Carolinas HealthCare System

Carolinas HealthCare System is appealing the state’s decision to award 27 acute-care beds to its chief competitor.
The N.C. Division of Health Service Regulation granted the 27 beds to Winston-Salem-based Novant Health Inc. in October. Novant is the parent company of Charlotte-based Presbyterian Healthcare, which plans to split the beds between its hospitals in Matthews and Huntersville.
Carolinas HealthCare filed a competing application for the beds in May.
The appeal is being handled by the state’s Office of Administrative Hearings. An administrative law judge has 270 days to recommend a decision to the state’s Division of Health Service Regulation regarding the appeal.
“We believe we have made a very compelling case to get at least some of these beds, if not all of them,” says Scott White, spokesman for Carolinas HealthCare.
Carolinas HealthCare proposed adding 27 private rooms to Carolinas Medical Center, its 874-bed flagship hospital in Charlotte. That project was expected to cost more than $1.2 million.
“If we have these extra beds, these would be more people we could care for,” White says.
He says Carolinas Medical Center is the busiest hospital in North Carolina, with patients being referred from across the region to see specialists.
The beds — the first to be added in Mecklenburg County since 1990 — were identified as a necessity in the 2008 N.C. Medical Facilities Plan. That plan, which is updated annually, determines the need for new health-care facilities and services across the state.

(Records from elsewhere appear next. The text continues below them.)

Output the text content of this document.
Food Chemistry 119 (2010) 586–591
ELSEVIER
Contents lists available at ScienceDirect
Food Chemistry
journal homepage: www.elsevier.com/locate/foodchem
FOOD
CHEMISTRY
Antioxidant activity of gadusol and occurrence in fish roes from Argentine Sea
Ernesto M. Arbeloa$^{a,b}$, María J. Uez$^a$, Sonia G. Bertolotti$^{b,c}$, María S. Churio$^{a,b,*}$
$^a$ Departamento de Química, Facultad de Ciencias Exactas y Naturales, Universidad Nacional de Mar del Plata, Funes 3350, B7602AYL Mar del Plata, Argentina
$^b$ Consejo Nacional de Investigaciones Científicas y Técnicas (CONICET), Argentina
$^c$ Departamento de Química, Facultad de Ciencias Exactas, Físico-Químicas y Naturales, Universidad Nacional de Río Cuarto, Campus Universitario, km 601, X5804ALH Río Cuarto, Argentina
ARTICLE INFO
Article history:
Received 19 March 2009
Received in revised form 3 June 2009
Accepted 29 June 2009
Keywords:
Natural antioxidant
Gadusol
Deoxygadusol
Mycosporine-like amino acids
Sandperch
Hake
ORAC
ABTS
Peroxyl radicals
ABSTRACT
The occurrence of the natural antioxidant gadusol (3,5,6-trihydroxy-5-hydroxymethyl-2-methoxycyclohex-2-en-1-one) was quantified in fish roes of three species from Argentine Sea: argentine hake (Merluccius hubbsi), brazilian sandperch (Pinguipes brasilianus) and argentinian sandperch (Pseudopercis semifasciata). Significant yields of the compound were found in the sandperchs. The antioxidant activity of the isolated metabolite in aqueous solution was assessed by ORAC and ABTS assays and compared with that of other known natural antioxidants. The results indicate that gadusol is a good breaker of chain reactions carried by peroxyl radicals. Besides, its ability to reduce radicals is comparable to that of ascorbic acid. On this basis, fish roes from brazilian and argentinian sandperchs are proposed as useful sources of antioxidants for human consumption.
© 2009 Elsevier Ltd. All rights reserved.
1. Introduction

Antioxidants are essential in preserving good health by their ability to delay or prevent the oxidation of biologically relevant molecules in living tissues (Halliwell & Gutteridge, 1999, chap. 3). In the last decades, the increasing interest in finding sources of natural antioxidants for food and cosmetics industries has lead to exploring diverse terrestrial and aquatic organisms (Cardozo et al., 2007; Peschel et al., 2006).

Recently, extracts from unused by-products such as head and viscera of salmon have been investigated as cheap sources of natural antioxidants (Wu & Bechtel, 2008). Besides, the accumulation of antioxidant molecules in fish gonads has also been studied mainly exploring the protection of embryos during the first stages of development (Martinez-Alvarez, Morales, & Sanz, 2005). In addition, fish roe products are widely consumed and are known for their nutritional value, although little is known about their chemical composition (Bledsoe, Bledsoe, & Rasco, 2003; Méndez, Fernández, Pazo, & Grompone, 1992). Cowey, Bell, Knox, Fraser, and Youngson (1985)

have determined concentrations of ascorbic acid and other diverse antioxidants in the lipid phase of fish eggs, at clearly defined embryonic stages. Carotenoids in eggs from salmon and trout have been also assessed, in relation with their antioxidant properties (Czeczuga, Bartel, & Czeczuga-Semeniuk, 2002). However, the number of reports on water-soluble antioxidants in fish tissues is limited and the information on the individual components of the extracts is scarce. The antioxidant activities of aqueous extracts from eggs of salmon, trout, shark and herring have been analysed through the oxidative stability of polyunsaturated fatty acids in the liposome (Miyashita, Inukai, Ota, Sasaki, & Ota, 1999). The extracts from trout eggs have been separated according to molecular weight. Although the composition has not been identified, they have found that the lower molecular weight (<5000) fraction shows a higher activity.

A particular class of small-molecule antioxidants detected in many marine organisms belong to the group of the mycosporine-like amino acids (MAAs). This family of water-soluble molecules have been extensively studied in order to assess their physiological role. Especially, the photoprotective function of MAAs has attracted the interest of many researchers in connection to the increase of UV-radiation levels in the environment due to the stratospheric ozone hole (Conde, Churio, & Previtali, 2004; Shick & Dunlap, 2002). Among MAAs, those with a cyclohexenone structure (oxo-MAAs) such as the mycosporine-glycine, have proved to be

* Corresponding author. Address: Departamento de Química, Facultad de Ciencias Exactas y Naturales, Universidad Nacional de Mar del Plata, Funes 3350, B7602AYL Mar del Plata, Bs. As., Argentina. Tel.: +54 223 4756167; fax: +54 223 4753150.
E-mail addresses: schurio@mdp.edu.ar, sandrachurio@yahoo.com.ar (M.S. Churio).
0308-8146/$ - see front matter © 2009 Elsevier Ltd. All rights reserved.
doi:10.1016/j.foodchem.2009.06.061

Presbyterian hasn’t had an opportunity to review Carolinas HealthCare’s appeal yet, says spokeswoman Marcia Meredith. “However, I can tell you that we look forward to working with the state as we move forward so that our approved hospital-expansion plans will allow us to meet the growing health-care needs of the Huntersville community.”
White says the cost of the projects is another reason Carolinas HealthCare is appealing. “Certainly the state is concerned about driving up the cost of health care,” he says.
Presbyterian’s plans to add 15 acute-care beds at its Huntersville hospital would cost $26.6 million. That project would add a tower with 69 beds, including the 15 new ones. Plans also call for expanding the hospital’s women’s-services program.
Plans for the Matthews hospital would add 12 beds, for a total of 114, at a cost of $570,000. That project would include the renovation of existing rooms.
All facilities and services are subject to the state’s certificate-of-need law, which prohibits health-care providers from acquiring, replacing or adding certain facilities, services and equipment without state approval.
The law is intended to reduce unnecessary increases in health-care costs by eliminating duplication of medical facilities, services and equipment.
Charlotte-based Carolinas HealthCare is the largest health-care system in the Carolinas and the third-largest public system in the nation. The system owns, leases or manages 23 hospitals.